O mérito do Mandado de Segurança teve acórdão publicado em abril de 2026, consolidando o entendimento de que o contrato firmado entre a Amazon Best e as associações folclóricas dos bois-bumbás Garantido e Caprichoso é uma relação privada, sem demonstração de repasse de recursos públicos à empresa.
Para o Tribunal, o apoio do Poder Público ao Festival, inclusive com a utilização do Bumbódromo, não transforma automaticamente a venda de ingressos em contrato administrativo, nem impõe a realização de licitação pública.

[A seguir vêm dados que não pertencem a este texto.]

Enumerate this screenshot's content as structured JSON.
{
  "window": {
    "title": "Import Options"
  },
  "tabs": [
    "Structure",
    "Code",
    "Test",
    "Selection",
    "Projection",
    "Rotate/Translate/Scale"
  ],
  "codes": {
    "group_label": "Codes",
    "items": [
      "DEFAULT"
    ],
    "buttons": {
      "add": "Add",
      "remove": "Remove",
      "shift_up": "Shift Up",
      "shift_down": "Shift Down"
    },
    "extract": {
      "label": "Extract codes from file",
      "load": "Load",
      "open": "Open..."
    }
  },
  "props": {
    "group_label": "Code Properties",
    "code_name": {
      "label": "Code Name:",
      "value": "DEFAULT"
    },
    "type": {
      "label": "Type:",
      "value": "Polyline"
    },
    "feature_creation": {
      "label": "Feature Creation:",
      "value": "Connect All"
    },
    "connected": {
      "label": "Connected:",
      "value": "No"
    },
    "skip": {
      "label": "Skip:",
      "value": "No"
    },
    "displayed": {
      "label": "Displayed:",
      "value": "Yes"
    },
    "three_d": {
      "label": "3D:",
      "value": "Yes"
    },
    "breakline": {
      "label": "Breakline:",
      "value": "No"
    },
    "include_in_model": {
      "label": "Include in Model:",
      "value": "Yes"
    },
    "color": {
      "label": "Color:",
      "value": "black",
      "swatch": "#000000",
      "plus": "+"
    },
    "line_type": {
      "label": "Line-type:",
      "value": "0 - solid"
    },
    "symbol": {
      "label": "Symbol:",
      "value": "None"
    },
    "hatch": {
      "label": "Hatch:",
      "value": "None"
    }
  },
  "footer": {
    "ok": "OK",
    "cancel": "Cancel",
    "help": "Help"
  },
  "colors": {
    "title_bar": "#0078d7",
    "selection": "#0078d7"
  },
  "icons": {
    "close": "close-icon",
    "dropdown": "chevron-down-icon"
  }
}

A decisão também reforçou que os órgãos de controle devem atuar sobre a gestão de recursos públicos, mas não podem interferir em relações privadas sem prova concreta de uso de dinheiro público.
Com o julgamento unânime, o TJAM pacificou a questão e pôs fim à discussão no âmbito judicial estadual: a venda de ingressos do Festival de Parintins, realizada por contrato privado entre a Amazon Best e os bois Garantido e Caprichoso, não exige licitação pública quando não há envolvimento direto de recursos públicos.
A decisão representa segurança jurídica para a Amazon Best, para as associações folclóricas e para a organização de um dos maiores eventos culturais do Brasil.